George D. Yocum, Anna K. Childers, Joseph P. Rinehart, Arun Rajamohan, Theresa L. Pitts-Singer, Kendra J. Greenlee, and Julia H. Bowsher

Our understanding of the mechanisms controlling insect diapause has increased dramatically with the introduction of global gene expression techniques, such as RNA sequencing (RNA-seq). However, little attention has been given to how ecologically relevant field conditions may affect gene expression during diapause development because previous studies have focused on laboratory-reared and -maintained insects. To determine whether gene expression differs between laboratory and field conditions, prepupae of the alfalfa leafcutting bee, Megachile rotundata, entering diapause early or late in the growing season were collected.
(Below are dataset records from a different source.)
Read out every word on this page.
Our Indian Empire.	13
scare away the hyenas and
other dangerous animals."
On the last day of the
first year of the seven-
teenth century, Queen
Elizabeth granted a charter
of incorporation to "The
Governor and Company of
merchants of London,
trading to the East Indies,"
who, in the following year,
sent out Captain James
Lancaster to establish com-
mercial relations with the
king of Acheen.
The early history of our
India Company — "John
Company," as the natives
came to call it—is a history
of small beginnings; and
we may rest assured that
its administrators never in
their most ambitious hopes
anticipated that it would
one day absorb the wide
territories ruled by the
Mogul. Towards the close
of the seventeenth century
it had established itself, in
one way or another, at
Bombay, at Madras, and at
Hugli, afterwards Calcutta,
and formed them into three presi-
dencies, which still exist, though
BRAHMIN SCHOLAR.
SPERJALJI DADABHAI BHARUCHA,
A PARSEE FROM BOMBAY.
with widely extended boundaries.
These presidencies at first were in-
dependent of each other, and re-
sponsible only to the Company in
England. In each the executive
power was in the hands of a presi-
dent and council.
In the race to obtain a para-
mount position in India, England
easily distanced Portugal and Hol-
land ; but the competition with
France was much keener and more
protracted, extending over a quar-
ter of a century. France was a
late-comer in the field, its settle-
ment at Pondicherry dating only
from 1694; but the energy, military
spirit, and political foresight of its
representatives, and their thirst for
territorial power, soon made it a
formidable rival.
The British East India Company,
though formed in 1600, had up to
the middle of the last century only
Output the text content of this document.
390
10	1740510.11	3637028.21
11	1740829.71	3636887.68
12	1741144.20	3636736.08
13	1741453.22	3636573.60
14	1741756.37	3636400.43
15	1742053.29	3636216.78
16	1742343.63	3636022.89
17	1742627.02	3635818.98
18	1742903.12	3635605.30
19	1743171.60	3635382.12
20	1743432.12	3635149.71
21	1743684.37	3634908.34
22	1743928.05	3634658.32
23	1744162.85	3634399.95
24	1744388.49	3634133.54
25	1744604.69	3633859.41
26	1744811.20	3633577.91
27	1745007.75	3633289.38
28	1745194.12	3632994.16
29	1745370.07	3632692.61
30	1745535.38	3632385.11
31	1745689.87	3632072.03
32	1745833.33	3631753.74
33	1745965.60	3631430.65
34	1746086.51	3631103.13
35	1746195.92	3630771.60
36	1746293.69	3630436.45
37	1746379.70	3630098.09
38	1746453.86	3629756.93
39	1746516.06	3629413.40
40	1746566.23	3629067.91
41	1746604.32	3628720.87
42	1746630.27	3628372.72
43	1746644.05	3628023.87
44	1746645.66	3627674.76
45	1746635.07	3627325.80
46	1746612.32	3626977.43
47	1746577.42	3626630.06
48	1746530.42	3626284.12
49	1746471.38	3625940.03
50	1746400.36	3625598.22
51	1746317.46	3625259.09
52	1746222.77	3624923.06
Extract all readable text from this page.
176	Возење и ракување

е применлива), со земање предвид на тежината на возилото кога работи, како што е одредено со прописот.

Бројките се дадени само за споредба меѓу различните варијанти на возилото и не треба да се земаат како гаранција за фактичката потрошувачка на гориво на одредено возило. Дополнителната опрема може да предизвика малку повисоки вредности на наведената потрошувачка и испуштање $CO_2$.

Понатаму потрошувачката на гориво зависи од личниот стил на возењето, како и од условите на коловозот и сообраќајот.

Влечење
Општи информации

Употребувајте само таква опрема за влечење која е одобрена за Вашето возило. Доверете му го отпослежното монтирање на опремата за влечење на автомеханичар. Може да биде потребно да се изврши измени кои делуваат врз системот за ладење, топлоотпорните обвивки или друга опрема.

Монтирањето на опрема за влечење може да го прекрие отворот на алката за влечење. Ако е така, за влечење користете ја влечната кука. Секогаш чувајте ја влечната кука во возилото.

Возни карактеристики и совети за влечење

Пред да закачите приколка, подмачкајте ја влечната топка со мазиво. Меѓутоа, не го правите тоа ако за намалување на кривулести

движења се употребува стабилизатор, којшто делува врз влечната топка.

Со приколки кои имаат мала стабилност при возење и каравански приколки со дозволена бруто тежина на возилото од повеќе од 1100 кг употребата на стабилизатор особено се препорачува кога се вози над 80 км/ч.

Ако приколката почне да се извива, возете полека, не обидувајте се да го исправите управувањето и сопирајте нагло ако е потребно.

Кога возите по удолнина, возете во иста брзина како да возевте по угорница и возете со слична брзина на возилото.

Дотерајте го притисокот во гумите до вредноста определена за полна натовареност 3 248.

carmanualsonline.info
These two groups were further subdivided in early autumn into laboratory- and field-maintained groups, resulting in four experimental treatments of diapausing prepupae: early and late field, and early and late laboratory. RNA-seq and differential expression analyses were performed on bees from the four treatment groups in November, January, March and May. The number of treatment-specific differentially expressed genes (97 to 1249) outnumbered the number of differentially regulated genes common to all four treatments (14 to 229), indicating that exposure to laboratory or field conditions had a major impact on gene expression during diapause development. Principle component analysis and hierarchical cluster analysis yielded similar grouping of treatments, confirming that the treatments form distinct clusters. Our results support the conclusion that gene expression during the course of diapause development is not a simple ordered sequence, but rather a highly plastic response determined primarily by the environmental history of the individual insect.